Appuyez ensuite sur Démarrer pour commencer l’expérience. La platine de translation déplace lentement l’échantillon dans la plage choisie pour exposer différentes régions à l’éclairage structuré oscillant projeté. Le temps de transit total pour cette expérience est de 200 secondes.
Au fur et à mesure que l’échantillon se déplace, la caméra infrarouge thermique acquiert des images thermiques à 40 hertz. Cette séquence d’images thermiques fournit un exemple des champs d’ondes thermiques générés par l’éclairage. Arrêtez l’expérience lorsque tous les cadres ont été acquis.
Pour effectuer le post-traitement nécessaire, chargez les trames de données dans le logiciel de post-traitement.
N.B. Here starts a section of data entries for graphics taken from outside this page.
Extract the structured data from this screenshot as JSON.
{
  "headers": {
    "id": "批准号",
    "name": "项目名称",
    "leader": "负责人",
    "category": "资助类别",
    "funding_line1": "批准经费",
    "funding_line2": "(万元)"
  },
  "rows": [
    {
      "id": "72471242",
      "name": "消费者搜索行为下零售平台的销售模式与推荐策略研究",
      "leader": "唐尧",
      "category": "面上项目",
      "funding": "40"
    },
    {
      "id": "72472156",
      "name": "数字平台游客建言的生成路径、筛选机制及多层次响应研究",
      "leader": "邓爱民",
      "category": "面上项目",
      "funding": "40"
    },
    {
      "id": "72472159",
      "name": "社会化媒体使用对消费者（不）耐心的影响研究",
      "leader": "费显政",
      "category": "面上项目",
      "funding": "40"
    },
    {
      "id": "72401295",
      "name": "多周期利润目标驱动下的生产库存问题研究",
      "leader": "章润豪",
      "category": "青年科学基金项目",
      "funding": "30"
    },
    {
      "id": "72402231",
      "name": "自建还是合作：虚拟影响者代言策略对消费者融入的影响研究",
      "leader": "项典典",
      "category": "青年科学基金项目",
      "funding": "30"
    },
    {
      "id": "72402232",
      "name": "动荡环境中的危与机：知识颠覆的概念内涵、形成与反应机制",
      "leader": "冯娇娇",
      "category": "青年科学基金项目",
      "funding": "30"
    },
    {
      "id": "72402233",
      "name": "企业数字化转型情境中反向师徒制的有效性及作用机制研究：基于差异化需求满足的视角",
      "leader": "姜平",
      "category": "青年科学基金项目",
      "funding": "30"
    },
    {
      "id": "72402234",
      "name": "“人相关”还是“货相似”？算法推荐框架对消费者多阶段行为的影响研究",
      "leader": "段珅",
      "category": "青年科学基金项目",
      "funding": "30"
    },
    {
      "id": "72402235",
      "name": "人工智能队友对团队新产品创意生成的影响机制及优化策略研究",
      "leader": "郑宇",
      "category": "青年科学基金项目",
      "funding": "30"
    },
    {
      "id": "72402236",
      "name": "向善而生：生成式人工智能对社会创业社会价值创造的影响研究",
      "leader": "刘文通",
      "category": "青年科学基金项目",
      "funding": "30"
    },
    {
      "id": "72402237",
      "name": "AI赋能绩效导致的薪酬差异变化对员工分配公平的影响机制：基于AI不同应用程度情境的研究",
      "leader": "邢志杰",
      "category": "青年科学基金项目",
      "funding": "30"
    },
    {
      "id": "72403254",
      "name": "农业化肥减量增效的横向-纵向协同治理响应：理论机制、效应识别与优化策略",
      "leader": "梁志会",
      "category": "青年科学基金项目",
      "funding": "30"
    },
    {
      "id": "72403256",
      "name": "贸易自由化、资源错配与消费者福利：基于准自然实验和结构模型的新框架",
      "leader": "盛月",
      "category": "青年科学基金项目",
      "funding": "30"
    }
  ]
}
Une fois les données converties, insérez les coordonnées du point de projection précédemment trouvées. Cliquez sur Transformer pour placer les données dans le domaine de pixels du projecteur.
Pour extraire des informations de température, définissez la ligne d’épuisement en saisissant les coordonnées de deux points. Entrez les paramètres de vitesse à la position de départ de l’échantillon pendant l’expérience. Entrez également la fréquence d’images de la caméra infrarouge et la fréquence de l’onde sinusoïdale du motif.
Enfin, assurez-vous que les paramètres de post-traitement des données sont corrects. Lorsque vous êtes prêt, cliquez sur Évaluer. La position de la fissure est indiquée dans le champ en surbrillance.
Ces données ont été recueillies à partir d’un échantillon d’essai présentant un défaut à une profondeur approximative de 1/4 de millimètre. L’échantillon a été traduit à 0,05 millimètre par seconde. La courbe noire représente la température en fonction du temps, qui se trouve le long de l’axe horizontal supérieur.
Le temps peut également être traduit en une position qui se trouve le long de l’axe inférieur. La courbe rouge continue est un ajustement à l’augmentation non oscillatoire de la température. La ligne rouge pointillée indique la position du défaut.
Voici les mêmes données après un post-traitement supplémentaire. La courbe bleue est la courbe de Hilbert et le défaut est à son minimum. Ces données ont été collectées après avoir doublé la vitesse de balayage à 0,1 millimètre par seconde.
Par rapport à la première mesure, l’allongement est le même mais la fréquence d’oscillation est réduite. Notez que l’échantillon a été déplacé vers une nouvelle position qui se reflète dans les mesures Lorsque le protocole est utilisé avec un défaut à un millimètre sous la surface, son emplacement peut toujours être déterminé mais avec une plus grande incertitude. Ces deux graphiques utilisent des données collectées à une vitesse de balayage de 0,1 millimètre par seconde.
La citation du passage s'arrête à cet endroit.